Milagro Unico was launched earlier this year. And as the name suggests, it’s quite unique. Sure the tower-like bottle stands out. And won’t fit on any back bar we’ve ever seen. But it’s what’s inside the bottle that really caught our attention. In part, because the spirit was produced in a micro distillery. And by micro, we literally mean micro. Milagro built a special small-scale distillery — what’s essentially a kitchen distillery — complete with mini brick ovens and fermentation tanks just to craft Unico’s small run of 1200 bottles.
But even more unique is the fact that Milagro Unico jams 14 kilograms of agave into each liter of tequila. In technical terms, that’s a sh*t load of agave. It’s meant to be their ultimate tribute to the tequila-yielding plant. And by using so much agave per bottle, they concentrate tons of that agave flavor into Unico. That agave-forward base is then blended with portions of each of Milagros reserve tequilas, and then rested for 30 days. From there, the liquid undergoes a special filtering and oxygenation process to enhance the blend and remove its color. So you’re left with a totally clear spirit.

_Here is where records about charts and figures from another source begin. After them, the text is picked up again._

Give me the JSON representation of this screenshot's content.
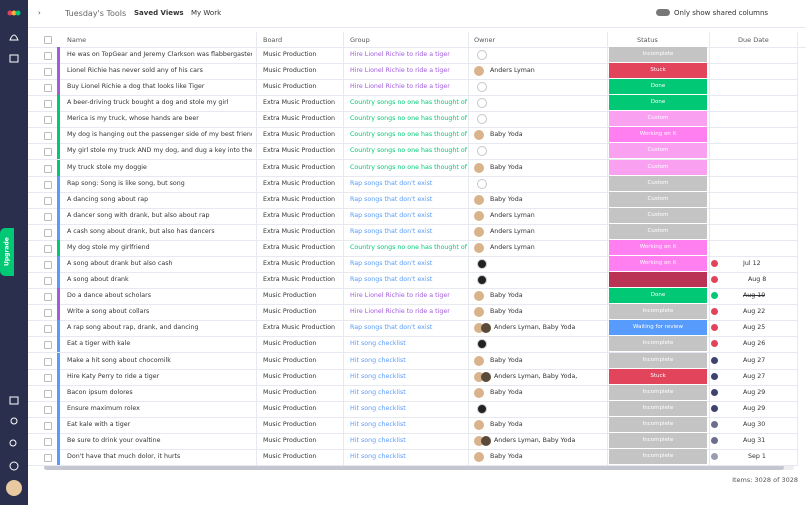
{
  "header": {
    "title": "Tuesday's Tools",
    "saved_views": "Saved Views",
    "my_work": "My Work",
    "toggle": "Only show shared columns"
  },
  "sidebar": {
    "upgrade": "Upgrade"
  },
  "columns": [
    "Name",
    "Board",
    "Group",
    "Owner",
    "Status",
    "Due Date"
  ],
  "rows": [
    {
      "name": "He was on TopGear and Jeremy Clarkson was flabbergasted",
      "board": "Music Production",
      "group": "Hire Lionel Richie to ride a tiger",
      "color": "#a25ddc",
      "status": "Incomplete",
      "status_color": "#c4c4c4"
    },
    {
      "name": "Lionel Richie has never sold any of his cars",
      "board": "Music Production",
      "group": "Hire Lionel Richie to ride a tiger",
      "color": "#a25ddc",
      "owner": "Anders Lyman",
      "status": "Stuck",
      "status_color": "#e2445c"
    },
    {
      "name": "Buy Lionel Richie a dog that looks like Tiger",
      "board": "Music Production",
      "group": "Hire Lionel Richie to ride a tiger",
      "color": "#a25ddc",
      "status": "Done",
      "status_color": "#00c875"
    },
    {
      "name": "A beer-driving truck bought a dog and stole my girl",
      "board": "Extra Music Production",
      "group": "Country songs no one has thought of",
      "color": "#00c875",
      "status": "Done",
      "status_color": "#00c875"
    },
    {
      "name": "Merica is my truck, whose hands are beer",
      "board": "Extra Music Production",
      "group": "Country songs no one has thought of",
      "color": "#00c875",
      "status": "Custom",
      "status_color": "#f9a0f0"
    },
    {
      "name": "My dog is hanging out the passenger side of my best friend's ride",
      "board": "Extra Music Production",
      "group": "Country songs no one has thought of",
      "color": "#00c875",
      "owner": "Baby Yoda",
      "status": "Working on it",
      "status_color": "#ff7ef0"
    },
    {
      "name": "My girl stole my truck AND my dog, and dug a key into the side",
      "board": "Extra Music Production",
      "group": "Country songs no one has thought of",
      "color": "#00c875",
      "status": "Custom",
      "status_color": "#f9a0f0"
    },
    {
      "name": "My truck stole my doggie",
      "board": "Extra Music Production",
      "group": "Country songs no one has thought of",
      "color": "#00c875",
      "owner": "Baby Yoda",
      "status": "Custom",
      "status_color": "#f9a0f0"
    },
    {
      "name": "Rap song: Song is like song, but song",
      "board": "Extra Music Production",
      "group": "Rap songs that don't exist",
      "color": "#579bfc",
      "status": "Custom",
      "status_color": "#c4c4c4"
    },
    {
      "name": "A dancing song about rap",
      "board": "Extra Music Production",
      "group": "Rap songs that don't exist",
      "color": "#579bfc",
      "owner": "Baby Yoda",
      "status": "Custom",
      "status_color": "#c4c4c4"
    },
    {
      "name": "A dancer song with drank, but also about rap",
      "board": "Extra Music Production",
      "group": "Rap songs that don't exist",
      "color": "#579bfc",
      "owner": "Anders Lyman",
      "status": "Custom",
      "status_color": "#c4c4c4"
    },
    {
      "name": "A cash song about drank, but also has dancers",
      "board": "Extra Music Production",
      "group": "Rap songs that don't exist",
      "color": "#579bfc",
      "owner": "Anders Lyman",
      "status": "Custom",
      "status_color": "#c4c4c4"
    },
    {
      "name": "My dog stole my girlfriend",
      "board": "Extra Music Production",
      "group": "Country songs no one has thought of",
      "color": "#00c875",
      "owner": "Anders Lyman",
      "status": "Working on it",
      "status_color": "#ff7ef0"
    },
    {
      "name": "A song about drank but also cash",
      "board": "Extra Music Production",
      "group": "Rap songs that don't exist",
      "color": "#579bfc",
      "status": "Working on it",
      "status_color": "#ff7ef0",
      "due": "Jul 12",
      "due_icon": "#e2445c"
    },
    {
      "name": "A song about drank",
      "board": "Extra Music Production",
      "group": "Rap songs that don't exist",
      "color": "#579bfc",
      "status_color": "#bb3354",
      "due": "Aug 8",
      "due_icon": "#e2445c"
    },
    {
      "name": "Do a dance about scholars",
      "board": "Music Production",
      "group": "Hire Lionel Richie to ride a tiger",
      "color": "#a25ddc",
      "owner": "Baby Yoda",
      "status": "Done",
      "status_color": "#00c875",
      "due": "Aug 19",
      "due_icon": "#00c875",
      "due_done": true
    },
    {
      "name": "Write a song about collars",
      "board": "Music Production",
      "group": "Hire Lionel Richie to ride a tiger",
      "color": "#a25ddc",
      "owner": "Baby Yoda",
      "status": "Incomplete",
      "status_color": "#c4c4c4",
      "due": "Aug 22",
      "due_icon": "#e2445c"
    },
    {
      "name": "A rap song about rap, drank, and dancing",
      "board": "Extra Music Production",
      "group": "Rap songs that don't exist",
      "color": "#579bfc",
      "owner": "Anders Lyman, Baby Yoda",
      "status": "Waiting for review",
      "status_color": "#579bfc",
      "due": "Aug 25",
      "due_icon": "#e2445c"
    },
    {
      "name": "Eat a tiger with kale",
      "board": "Music Production",
      "group": "Hit song checklist",
      "color": "#579bfc",
      "status": "Incomplete",
      "status_color": "#c4c4c4",
      "due": "Aug 26",
      "due_icon": "#e2445c"
    },
    {
      "name": "Make a hit song about chocomilk",
      "board": "Music Production",
      "group": "Hit song checklist",
      "color": "#579bfc",
      "owner": "Baby Yoda",
      "status": "Incomplete",
      "status_color": "#c4c4c4",
      "due": "Aug 27",
      "due_icon": "#3d4370"
    },
    {
      "name": "Hire Katy Perry to ride a tiger",
      "board": "Music Production",
      "group": "Hit song checklist",
      "color": "#579bfc",
      "owner": "Anders Lyman, Baby Yoda,",
      "status": "Stuck",
      "status_color": "#e2445c",
      "due": "Aug 27",
      "due_icon": "#3d4370"
    },
    {
      "name": "Bacon ipsum dolores",
      "board": "Music Production",
      "group": "Hit song checklist",
      "color": "#579bfc",
      "owner": "Baby Yoda",
      "status": "Incomplete",
      "status_color": "#c4c4c4",
      "due": "Aug 29",
      "due_icon": "#3d4370"
    },
    {
      "name": "Ensure maximum rolex",
      "board": "Music Production",
      "group": "Hit song checklist",
      "color": "#579bfc",
      "status": "Incomplete",
      "status_color": "#c4c4c4",
      "due": "Aug 29",
      "due_icon": "#3d4370"
    },
    {
      "name": "Eat kale with a tiger",
      "board": "Music Production",
      "group": "Hit song checklist",
      "color": "#579bfc",
      "owner": "Baby Yoda",
      "status": "Incomplete",
      "status_color": "#c4c4c4",
      "due": "Aug 30",
      "due_icon": "#6c6f8a"
    },
    {
      "name": "Be sure to drink your ovaltine",
      "board": "Music Production",
      "group": "Hit song checklist",
      "color": "#579bfc",
      "owner": "Anders Lyman, Baby Yoda",
      "status": "Incomplete",
      "status_color": "#c4c4c4",
      "due": "Aug 31",
      "due_icon": "#6c6f8a"
    },
    {
      "name": "Don't have that much dolor, it hurts",
      "board": "Music Production",
      "group": "Hit song checklist",
      "color": "#579bfc",
      "owner": "Baby Yoda",
      "status": "Incomplete",
      "status_color": "#c4c4c4",
      "due": "Sep 1",
      "due_icon": "#9a9db0"
    }
  ],
  "footer": "Items: 3028 of 3028"
}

And how does it taste? Pretty good. The intense agave is balanced nicely by caramel and vanilla flavors imparted by both the reserve tequilas and the barrel aging. It’s the definition of sipping tequila. Partly because it’s incredibly smooth and flavorful. But also because it’s $300 per bottle.
If you’re an aficionado of agave, try to find a bottle. Just know that, after last week’s meeting, bottle 158 is all gone.
– 40% Alcohol by Volume
CE Rating: ★★★★
How does this compare to Deleon Diamante?
This tequila sounds very unique. It is interesting they filter out all the color after they blend it with their reserve tequila. I hope to get an opportunity to taste it. Thanks for the information.
Mark J –
The founders said it’s so people don’t have preconceptions before tasting the tequila. You might see a light amber color and think it should taste like a reposado or anejo. But in this case, the colorless tequila is a blank slate, so to speak.
I like Milagro. And I’m sure this stuff is great, but why do they filter it? What’s wrong with it having some color? is it just for aesthetics?